FCA reveals common weaknesses in market abuse surveillance
16 June 2022
The UK Financial Conduct Authority (FCA) has identified a number of common weaknesses in market abuse surveillance arrangements at small and medium sized firms. This briefing considers these and the action firms can take to ensure their own systems are fit for purpose.
Firms are required to identify and report instances of potential market abuse and must have effective arrangements in place to detect and report suspicious activity. The FCA recently published Market Watch 69, in which it shares its observations from a review of small and medium sized firms’ arrangements for market abuse surveillance.
Market abuse risk assessments
Comprehensive, accurate and up-to-date market abuse risk assessments help to ensure effective surveillance coverage.
While the FCA observed that some firms have been using market abuse risk assessments effectively, there were a number of weaknesses that firms tended to repeat.
For example, consideration of market abuse at a high level and as a single risk, rather than considering the different types of market abuse (eg layering, spoofing, wash trading, ramping); and how different levels of risk might apply to different types of business activity (eg discretionary vs execution-only) and asset classes.
Weaker risk assessments failed to consider method of execution (eg electronic vs voice-brokered markets) or the nature of the platform where trading takes place (eg lit vs dark books).
The FCA expects firms to consider different types of market abuse, the different areas of business in which they operate, how that business is undertaken, and the different asset classes and instruments traded. Failure to do so risks a firm being unable to adequately identify market abuse risks and align its monitoring programme to them to ensure effective surveillance.
Order and Trade Surveillance
When it comes to order and trade surveillance, good systems will have the following:
- Appropriately calibrated alert scenarios that consider the different characteristics of different asset classes and instruments. Using a common threshold for all instruments risks ineffectively monitoring (because the threshold is too high or too low), or generating a high level of unnecessary ‘noise’ through picking up a large number of false positives.
- Appropriate thresholds applied to calibration. For example, appropriate lookback periods for insider dealing, which consider the time that inside information might exist before it is released.
- Monitoring of all orders and trades. For example, monitoring of cancelled and amended orders is critical to identifying certain forms of market manipulation.

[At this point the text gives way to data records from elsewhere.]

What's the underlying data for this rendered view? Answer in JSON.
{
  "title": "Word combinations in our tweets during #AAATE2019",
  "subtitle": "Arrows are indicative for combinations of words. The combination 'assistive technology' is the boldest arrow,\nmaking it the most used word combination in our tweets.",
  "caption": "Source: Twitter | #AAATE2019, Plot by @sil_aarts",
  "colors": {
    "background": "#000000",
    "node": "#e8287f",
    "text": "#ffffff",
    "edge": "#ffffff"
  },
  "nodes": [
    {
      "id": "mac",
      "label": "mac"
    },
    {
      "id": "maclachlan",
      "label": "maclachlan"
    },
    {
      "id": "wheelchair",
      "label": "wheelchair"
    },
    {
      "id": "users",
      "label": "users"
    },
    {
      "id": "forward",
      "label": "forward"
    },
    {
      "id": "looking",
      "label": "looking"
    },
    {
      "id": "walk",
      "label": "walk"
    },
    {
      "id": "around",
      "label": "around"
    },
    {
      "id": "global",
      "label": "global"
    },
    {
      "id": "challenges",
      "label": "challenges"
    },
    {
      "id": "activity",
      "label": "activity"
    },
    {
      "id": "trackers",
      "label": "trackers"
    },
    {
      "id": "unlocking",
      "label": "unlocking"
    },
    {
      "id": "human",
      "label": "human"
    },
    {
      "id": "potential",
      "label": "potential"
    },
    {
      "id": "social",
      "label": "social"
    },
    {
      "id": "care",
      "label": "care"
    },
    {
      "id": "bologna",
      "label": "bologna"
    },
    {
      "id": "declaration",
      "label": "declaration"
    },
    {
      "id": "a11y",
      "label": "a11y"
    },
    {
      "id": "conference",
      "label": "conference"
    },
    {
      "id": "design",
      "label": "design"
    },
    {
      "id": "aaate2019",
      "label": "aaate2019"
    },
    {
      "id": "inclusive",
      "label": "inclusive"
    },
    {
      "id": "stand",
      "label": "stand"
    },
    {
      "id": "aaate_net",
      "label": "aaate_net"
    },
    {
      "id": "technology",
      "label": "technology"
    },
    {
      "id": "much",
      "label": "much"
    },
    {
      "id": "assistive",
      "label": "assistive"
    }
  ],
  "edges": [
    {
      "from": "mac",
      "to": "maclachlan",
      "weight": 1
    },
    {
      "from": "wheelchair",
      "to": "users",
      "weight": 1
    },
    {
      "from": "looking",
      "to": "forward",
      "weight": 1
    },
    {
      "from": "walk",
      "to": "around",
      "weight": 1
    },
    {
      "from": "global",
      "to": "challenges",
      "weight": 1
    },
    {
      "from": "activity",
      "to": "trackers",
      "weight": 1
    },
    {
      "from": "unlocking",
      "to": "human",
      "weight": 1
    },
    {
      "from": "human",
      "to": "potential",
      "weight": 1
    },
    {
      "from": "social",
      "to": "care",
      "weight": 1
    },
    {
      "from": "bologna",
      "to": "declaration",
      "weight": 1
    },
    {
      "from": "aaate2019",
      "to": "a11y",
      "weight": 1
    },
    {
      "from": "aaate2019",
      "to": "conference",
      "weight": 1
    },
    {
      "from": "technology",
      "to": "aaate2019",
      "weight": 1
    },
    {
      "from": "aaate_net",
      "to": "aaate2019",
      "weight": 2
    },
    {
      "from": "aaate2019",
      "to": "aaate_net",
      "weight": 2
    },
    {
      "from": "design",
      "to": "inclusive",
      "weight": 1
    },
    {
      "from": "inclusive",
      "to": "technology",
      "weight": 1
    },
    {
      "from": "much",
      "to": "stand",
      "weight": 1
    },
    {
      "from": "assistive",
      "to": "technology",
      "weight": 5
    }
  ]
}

- Thorough review of surveillance exception alerts. Some firms are only escalating reports where there is an obvious link between the client and issuer or source of inside information. The absence of such a link is not a default rationale for closing alerts.
Policies and procedures
The FCA observed weaknesses where firms’ policies and procedures were vague, or lacked detail. For example, directing analysts to review surveillance reports for signs of market abuse, but not including guidance on what the signs might be. In such cases, it was common for alert reviews to be insufficient or incorrect, and for alerts to be inappropriately closed rather than escalated.
It is important to ensure that policies and procedures are clear, detailed and up-to-date. Additionally, policies and procedures should contain clear and practical guidance regarding what constitutes market abuse, how to recognise it, and how to review and escalate alerts.
Some firms were found to have outsourced aspects of their surveillance to another part of their organisation, or to separate organisations. Common weaknesses arose in outsourcing where there was limited understanding or oversight of the surveillance taking place. This included inadequate knowledge of alert logic and calibration, and weak quality assurance practices.
At some multinational firms, surveillance was being undertaken at a group level, but the local UK compliance teams had negligible understanding of the surveillance being carried out. In those cases, the surveillance was often ineffective for the UK business.
In order to avoid these pitfalls, oversight and governance are critical. Where there is delegation of market abuse surveillance to a separate organisation, the person delegating should have sufficient expertise and resources to properly oversee the services provided.
Assigning responsibility for market abuse surveillance to both the front office and an independent Compliance function, which perform monitoring separately from the business, can be an effective way to ensure surveillance is undertaken free from conflicts of interest.
The FCA accepts that smaller firms may require staff to perform dual roles in the front office and as part of Compliance. Where this is the case, the firm should consider whether it has adequately assessed any potential conflicts of interest and taken steps to mitigate them. Effective, tailored, market abuse training and escalation procedures are also a good idea.
Why take action?
The level of FCA enforcement action for market abuse remains relatively low, despite market abuse investigations occupying around 14% of the FCA’s investigations portfolio. However, delivering assertive action on market abuse forms part of the FCA's latest business plan focus on “reducing and preventing serious harm”. A core component of this plan is ensuring that firms have robust systems and controls, high quality reporting practices and a strong anti-market abuse culture.
Firms should review their systems and controls to ensure weaknesses, such as those highlighted in this article, are addressed to avoid becoming subject to unnecessary regulatory scrutiny.